La crise sanitaire que nous traversons depuis plusieurs mois est venue précipiter les transformations de nos manières d’habiter. Le télétravail rendu quasi obligatoire et le temps accru passé chez soi sont de nouveaux indicateurs qui nous invitent sérieusement à trouver une nouvelle organisation spatiale, à repenser l’agencement de nos maisons pour laisser cohabiter vie familiale, sociale et professionnelle. Et si finalement tout cela s’installait durablement et qu’il y avait là une vraie mutation à engager dans l’organisation de nos maisons ?
Tout le monde n’a pas la chance d’avoir un bureau chez soi et bien à soi. Ou un espace ressource dans sa maison, dans lequel s’isoler. La situation se complexifie pour les plus mal logés qui travaillent dans des conditions peu adaptées : positionnement du corps qui amène à des tensions, enfants à la maison, vas et viens familiaux, aménagements sommaires non adaptés… Nous faisons face à un grand défi de transformer ces espaces personnels en espaces mixtes.
Souvent le partage de l’espace au sein de la maison, donne lieu à des ras le bol voire parfois à des situations comiques. Nombreux sont ceux qui se sentent perdus et m’avouent ne plus savoir où sont les frontières, frontières qui étaient jusqu’à présent très hermétiques entre les différents secteurs de vie .

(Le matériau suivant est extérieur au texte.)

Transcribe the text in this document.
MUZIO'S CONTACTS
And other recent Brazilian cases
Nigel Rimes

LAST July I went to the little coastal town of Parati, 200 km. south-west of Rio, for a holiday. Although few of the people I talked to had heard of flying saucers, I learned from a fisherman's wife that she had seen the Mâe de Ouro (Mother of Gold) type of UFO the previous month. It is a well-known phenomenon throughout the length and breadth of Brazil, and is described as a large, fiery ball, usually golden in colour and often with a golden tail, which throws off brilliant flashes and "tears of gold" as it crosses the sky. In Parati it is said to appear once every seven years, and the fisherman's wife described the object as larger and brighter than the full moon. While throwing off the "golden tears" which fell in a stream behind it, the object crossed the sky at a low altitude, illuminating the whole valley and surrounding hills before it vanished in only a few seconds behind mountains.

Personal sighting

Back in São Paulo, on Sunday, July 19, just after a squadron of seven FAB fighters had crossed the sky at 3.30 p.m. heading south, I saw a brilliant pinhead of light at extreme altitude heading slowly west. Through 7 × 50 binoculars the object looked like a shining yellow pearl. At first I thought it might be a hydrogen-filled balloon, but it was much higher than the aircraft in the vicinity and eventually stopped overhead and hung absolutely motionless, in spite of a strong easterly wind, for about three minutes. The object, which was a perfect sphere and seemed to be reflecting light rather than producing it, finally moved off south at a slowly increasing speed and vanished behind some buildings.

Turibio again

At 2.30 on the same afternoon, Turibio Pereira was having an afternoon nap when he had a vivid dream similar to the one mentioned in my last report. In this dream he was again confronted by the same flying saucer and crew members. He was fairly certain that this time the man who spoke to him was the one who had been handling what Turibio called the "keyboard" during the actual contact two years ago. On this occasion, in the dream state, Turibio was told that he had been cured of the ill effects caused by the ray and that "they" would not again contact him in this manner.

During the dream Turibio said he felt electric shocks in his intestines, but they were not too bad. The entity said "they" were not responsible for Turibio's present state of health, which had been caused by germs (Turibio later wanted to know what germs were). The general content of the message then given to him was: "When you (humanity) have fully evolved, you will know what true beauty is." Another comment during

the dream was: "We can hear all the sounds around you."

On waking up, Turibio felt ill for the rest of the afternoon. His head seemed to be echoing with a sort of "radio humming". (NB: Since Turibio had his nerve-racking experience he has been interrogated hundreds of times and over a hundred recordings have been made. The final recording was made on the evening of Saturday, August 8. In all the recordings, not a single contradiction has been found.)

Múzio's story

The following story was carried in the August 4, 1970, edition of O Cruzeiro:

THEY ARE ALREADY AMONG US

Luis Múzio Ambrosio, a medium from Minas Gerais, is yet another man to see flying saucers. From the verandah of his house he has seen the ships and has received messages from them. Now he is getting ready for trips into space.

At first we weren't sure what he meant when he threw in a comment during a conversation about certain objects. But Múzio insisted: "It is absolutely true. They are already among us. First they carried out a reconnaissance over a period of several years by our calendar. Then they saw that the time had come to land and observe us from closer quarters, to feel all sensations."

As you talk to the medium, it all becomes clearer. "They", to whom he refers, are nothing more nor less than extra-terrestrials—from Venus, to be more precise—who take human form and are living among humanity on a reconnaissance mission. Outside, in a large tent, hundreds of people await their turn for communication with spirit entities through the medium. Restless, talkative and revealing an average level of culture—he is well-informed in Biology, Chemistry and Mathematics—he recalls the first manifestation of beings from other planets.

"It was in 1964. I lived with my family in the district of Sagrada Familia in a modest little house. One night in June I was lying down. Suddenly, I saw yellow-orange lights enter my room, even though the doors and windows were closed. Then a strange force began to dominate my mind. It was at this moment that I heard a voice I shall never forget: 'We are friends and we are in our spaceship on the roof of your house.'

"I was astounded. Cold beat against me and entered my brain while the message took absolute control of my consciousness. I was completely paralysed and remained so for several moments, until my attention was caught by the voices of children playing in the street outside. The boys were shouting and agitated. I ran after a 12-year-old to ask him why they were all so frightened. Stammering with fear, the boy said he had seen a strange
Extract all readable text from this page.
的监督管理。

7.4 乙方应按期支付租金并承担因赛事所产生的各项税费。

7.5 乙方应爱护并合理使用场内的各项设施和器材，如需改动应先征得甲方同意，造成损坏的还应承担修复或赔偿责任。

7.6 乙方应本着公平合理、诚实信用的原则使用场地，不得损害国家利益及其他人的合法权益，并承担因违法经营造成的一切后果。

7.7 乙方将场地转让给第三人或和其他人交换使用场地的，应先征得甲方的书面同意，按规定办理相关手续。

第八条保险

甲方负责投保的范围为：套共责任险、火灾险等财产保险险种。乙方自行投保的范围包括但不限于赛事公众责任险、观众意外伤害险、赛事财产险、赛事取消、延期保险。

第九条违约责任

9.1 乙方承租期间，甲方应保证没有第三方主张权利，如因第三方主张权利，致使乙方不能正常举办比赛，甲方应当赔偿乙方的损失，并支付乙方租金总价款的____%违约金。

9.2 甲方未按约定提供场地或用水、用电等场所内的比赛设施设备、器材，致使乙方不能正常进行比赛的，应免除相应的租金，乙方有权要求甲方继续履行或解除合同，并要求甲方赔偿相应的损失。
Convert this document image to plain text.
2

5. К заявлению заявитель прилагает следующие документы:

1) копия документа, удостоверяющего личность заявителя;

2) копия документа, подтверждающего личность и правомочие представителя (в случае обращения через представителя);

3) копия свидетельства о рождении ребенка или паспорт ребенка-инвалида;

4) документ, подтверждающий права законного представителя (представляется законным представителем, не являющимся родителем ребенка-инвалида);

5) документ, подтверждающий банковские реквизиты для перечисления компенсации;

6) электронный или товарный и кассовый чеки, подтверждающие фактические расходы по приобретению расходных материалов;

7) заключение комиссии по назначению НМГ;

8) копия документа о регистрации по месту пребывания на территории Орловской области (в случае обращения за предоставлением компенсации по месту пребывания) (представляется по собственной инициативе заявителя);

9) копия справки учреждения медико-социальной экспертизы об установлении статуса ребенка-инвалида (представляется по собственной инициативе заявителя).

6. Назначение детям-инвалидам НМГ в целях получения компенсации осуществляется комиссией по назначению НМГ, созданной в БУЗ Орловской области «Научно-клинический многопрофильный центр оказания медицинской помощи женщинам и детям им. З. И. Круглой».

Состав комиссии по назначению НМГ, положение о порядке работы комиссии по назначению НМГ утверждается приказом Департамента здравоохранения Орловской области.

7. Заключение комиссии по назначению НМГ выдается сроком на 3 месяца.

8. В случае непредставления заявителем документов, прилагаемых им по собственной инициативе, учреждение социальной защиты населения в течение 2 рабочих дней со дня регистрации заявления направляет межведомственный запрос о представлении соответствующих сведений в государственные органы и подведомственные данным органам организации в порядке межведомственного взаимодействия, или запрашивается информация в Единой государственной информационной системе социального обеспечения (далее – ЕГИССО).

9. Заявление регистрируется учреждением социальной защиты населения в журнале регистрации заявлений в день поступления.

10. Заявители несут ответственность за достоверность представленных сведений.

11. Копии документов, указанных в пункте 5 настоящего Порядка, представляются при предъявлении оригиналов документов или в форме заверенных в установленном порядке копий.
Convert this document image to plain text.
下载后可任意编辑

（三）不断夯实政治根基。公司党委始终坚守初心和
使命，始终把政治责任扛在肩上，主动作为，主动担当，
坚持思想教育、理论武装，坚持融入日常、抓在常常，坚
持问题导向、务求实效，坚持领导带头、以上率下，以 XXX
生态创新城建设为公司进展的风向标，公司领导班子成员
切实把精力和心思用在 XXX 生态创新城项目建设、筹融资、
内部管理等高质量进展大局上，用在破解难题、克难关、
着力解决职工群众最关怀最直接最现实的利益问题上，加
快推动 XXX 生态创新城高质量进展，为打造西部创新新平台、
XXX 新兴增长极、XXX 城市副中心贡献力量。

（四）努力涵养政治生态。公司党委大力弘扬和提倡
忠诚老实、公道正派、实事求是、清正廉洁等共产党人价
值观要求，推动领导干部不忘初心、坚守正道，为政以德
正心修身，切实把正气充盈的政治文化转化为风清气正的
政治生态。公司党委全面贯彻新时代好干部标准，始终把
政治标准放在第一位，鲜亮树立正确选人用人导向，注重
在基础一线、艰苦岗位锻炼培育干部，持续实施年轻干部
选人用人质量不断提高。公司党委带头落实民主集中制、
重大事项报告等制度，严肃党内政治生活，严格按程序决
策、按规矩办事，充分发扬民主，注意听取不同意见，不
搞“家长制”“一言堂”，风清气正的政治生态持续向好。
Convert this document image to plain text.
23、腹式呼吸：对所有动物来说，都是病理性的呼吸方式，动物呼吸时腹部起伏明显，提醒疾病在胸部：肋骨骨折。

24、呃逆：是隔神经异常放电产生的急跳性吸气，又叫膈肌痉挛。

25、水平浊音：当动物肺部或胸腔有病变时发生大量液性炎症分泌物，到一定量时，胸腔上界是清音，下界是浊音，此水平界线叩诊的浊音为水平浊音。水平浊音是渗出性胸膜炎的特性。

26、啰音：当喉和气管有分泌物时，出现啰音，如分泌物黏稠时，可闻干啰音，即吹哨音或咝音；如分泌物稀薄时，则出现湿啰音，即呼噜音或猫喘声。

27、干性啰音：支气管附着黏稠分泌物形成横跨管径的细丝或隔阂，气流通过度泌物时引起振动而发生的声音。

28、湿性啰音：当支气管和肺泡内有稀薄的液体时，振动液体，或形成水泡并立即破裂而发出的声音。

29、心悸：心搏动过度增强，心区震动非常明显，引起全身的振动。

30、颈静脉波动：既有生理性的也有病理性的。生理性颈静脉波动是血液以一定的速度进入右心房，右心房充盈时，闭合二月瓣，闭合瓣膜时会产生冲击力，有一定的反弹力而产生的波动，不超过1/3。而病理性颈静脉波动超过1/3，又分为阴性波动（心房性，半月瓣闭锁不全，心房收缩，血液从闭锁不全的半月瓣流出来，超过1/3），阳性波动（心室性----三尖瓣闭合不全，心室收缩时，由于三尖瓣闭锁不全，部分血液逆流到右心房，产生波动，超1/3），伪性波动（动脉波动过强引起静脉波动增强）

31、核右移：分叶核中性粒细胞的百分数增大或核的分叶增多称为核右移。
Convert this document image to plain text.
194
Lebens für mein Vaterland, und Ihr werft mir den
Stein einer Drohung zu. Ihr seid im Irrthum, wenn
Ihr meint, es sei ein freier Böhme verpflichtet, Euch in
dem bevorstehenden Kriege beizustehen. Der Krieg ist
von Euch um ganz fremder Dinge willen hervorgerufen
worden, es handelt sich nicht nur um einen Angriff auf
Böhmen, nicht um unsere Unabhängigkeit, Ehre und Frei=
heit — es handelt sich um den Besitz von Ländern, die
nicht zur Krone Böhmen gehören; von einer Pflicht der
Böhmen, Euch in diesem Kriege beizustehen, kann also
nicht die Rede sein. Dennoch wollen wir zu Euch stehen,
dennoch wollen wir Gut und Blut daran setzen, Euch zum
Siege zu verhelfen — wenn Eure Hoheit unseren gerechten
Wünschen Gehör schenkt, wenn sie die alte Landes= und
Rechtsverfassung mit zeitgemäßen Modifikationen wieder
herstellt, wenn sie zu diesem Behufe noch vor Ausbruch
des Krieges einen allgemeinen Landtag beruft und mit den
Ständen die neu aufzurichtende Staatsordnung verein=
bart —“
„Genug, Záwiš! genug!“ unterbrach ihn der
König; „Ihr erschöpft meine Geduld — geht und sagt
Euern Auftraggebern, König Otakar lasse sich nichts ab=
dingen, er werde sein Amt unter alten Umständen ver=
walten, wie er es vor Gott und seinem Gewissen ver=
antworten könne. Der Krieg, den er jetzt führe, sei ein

Faut-il continuer à sectoriser de façon à ce que les parois soient si étanches que ce soit si douloureux quand on essaie de les bouger ? Ou s’acheminer vers plus de flexibilité y compris au sein de nos maisons en agençant l’espace de manière intelligente et souple.
Il a été observé lors du 1er confinement, que les gens se sont engagés à faire du tri chez eux, comme un vrai besoin de faire de la place et de se réapproprier leur espace intérieur, d’harmoniser la relation qui existent entre le corps physique, le corps familial et la maison. Comme pour laisser de la place à tous ces corps qui doivent désormais cohabiter habilement.
La société nous pousse à consommer, à accumuler des objets inutiles, à posséder sans plus y faire attention.
« Le chez soi est un dialogue entre l’être et l’avoir , la situation actuelle remet en lumière la question de l’être que l’on avait un peu négligée » .Pascal DRYER
La question de l’être est centrale dans notre relation à la maison. Mais c’est comme si elle disparaissait car le se loger à pris le dessus sur habiter.
Et si cette crise permettait de faire apparaitre l’entièreté de l’être dans toutes ses dimensions ? Et s’il n’était plus nécessaire d’être morcelé ? Et si elle nous offrait la possibilité de laisser vivre une identité pleine et entière qui abriterait travail, famille, lien social ? Comme une unification de qui nous sommes. Ceci en repensant intelligemment notre manière d’habiter, à la manière d’Eidegger et de Paquot : comme notre capacité d’être présent au monde. Avoir été coupé en quelque sorte du lien social dans lequel nous projetions notre extériorité, nous invite à repenser notre intériorité ainsi que l’agencement et l’évolution au sein de nos propres habitations. En un mot, tendre vers du flexi-housing.
Le logement flexible est un logement qui s’adapte aux besoins changeants de l’utilisateur et aux nouvelles technologies à mesure qu’elles émergent. Mais au-delà de la transmutation de nos maisons du point de vue habitationel et fonctionnel, il s’agit bien de comprendre le flexi-housing comme une manière d’être chez soi qui laissera cohabiter avec souplesse nos vies riches et denses.
Le flexi-housing fait la part belle à l’agencement, l’aménagement, la décoration, le zoning, etc … C’est essentiel, en effet, mais pas que ! Pour autant je suis convaincue que cela doit s’accompagner d’une démarche de transformation personnelle, pour réconcilier les différentes facettes de nos existences et enfin reconquérir son propre espace intérieur.